We applied only one compressive stimulus pattern to the constructs. We still need to systematically vary components of the mechanical signal so as to optimize gene and protein expression, as well as construct biomechanics in the shortest possible time interval.
Other forms of stimulation (e.g., chemical stimulation with transforming growth factor beta) may also induce increases in these response measures. In the future, we intend to contrast results using these methods with those from our current study.

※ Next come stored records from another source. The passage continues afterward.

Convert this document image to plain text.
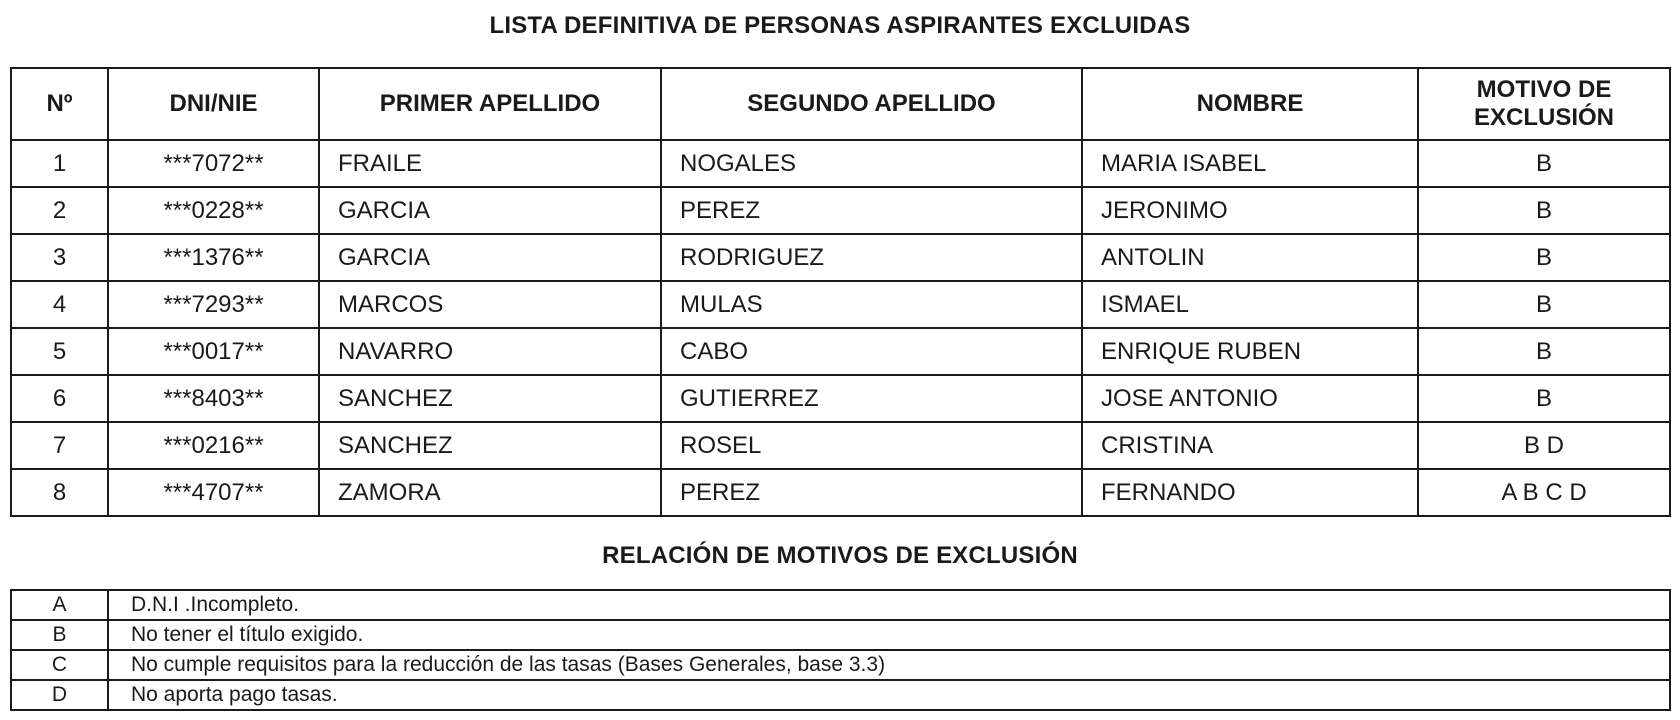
LISTA DEFINITIVA DE PERSONAS ASPIRANTES EXCLUIDAS
Nº	DNI/NIE	PRIMER APELLIDO	SEGUNDO APELLIDO	NOMBRE	MOTIVO DE
EXCLUSIÓN
1	***7072**	FRAILE	NOGALES	MARIA ISABEL	B
2	***0228**	GARCIA	PEREZ	JERONIMO	B
3	***1376**	GARCIA	RODRIGUEZ	ANTOLIN	B
4	***7293**	MARCOS	MULAS	ISMAEL	B
5	***0017**	NAVARRO	CABO	ENRIQUE RUBEN	B
6	***8403**	SANCHEZ	GUTIERREZ	JOSE ANTONIO	B
7	***0216**	SANCHEZ	ROSEL	CRISTINA	B D
8	***4707**	ZAMORA	PEREZ	FERNANDO	A B C D
RELACIÓN DE MOTIVOS DE EXCLUSIÓN
A	D.N.I .Incompleto.
B	No tener el título exigido.
C	No cumple requisitos para la reducción de las tasas (Bases Generales, base 3.3)
D	No aporta pago tasas.
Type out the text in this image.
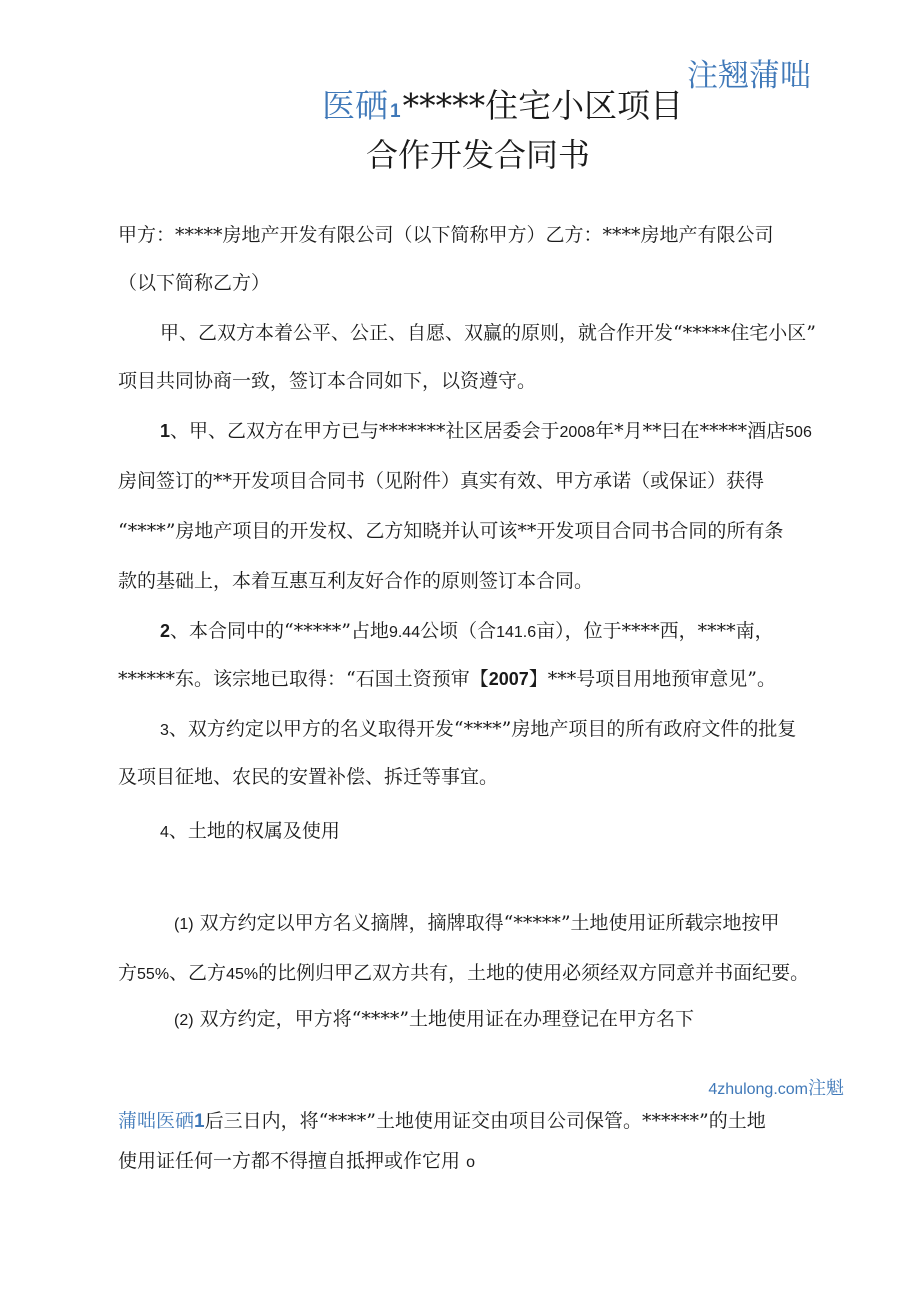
注翘蒲咄
医硒 1*****住宅小区项目
合作开发合同书
甲方：*****房地产开发有限公司（以下简称甲方）乙方：****房地产有限公司
（以下简称乙方）
甲、乙双方本着公平、公正、自愿、双赢的原则，就合作开发“*****住宅小区”
项目共同协商一致，签订本合同如下，以资遵守。
1、甲、乙双方在甲方已与*******社区居委会于2008年*月**曰在*****酒店506
房间签订的**开发项目合同书（见附件）真实有效、甲方承诺（或保证）获得
“****”房地产项目的开发权、乙方知晓并认可该**开发项目合同书合同的所有条
款的基础上，本着互惠互利友好合作的原则签订本合同。
2、本合同中的“*****”占地9.44公顷（合141.6亩），位于****西，****南，
******东。该宗地已取得：“石国土资预审【2007】***号项目用地预审意见”。
3、双方约定以甲方的名义取得开发“****”房地产项目的所有政府文件的批复
及项目征地、农民的安置补偿、拆迁等事宜。
4、土地的权属及使用
(1) 双方约定以甲方名义摘牌，摘牌取得“*****”土地使用证所载宗地按甲
方55%、乙方45%的比例归甲乙双方共有，土地的使用必须经双方同意并书面纪要。
(2) 双方约定，甲方将“****”土地使用证在办理登记在甲方名下
4zhulong.com注魁
蒲咄医硒1后三日内，将“****”土地使用证交由项目公司保管。******”的土地
使用证任何一方都不得擅自抵押或作它用 o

In conclusion, our results reveal that compressive stimulation and time in culture increase col2 gene expression, type II collagen content, and aggregate modulus in constructs formed from murine chondrocytes seeded in agarose gels. The transgenic and bioreactor technologies that we report hold much promise in optimizing tissue engineering methodologies for replacement of damaged and diseased tissues like articular cartilage and fibrocartilage. In particular, we hope to soon identify which profiles of environmental stimulation (e.g., mechanical, chemical) result in the most-rapid and greatest increases in col2 gene expression levels. Such innovative technologies will be needed to discover promising tissue engineering treatments to speed the repair of damaged and diseased tissues.
This study was partially supported by National Institutes of Health (NIH) Grant AR46574-06 from the National Institute of Arthritis and Musculoskeletal and Skin Diseases and by NIH Grant EB002361-02 from the National Institute of Biomedical Imaging and BioEngineering. We would also like to thank Natalia Juncosa for her help with real-time PCR.
No competing financial interests exist.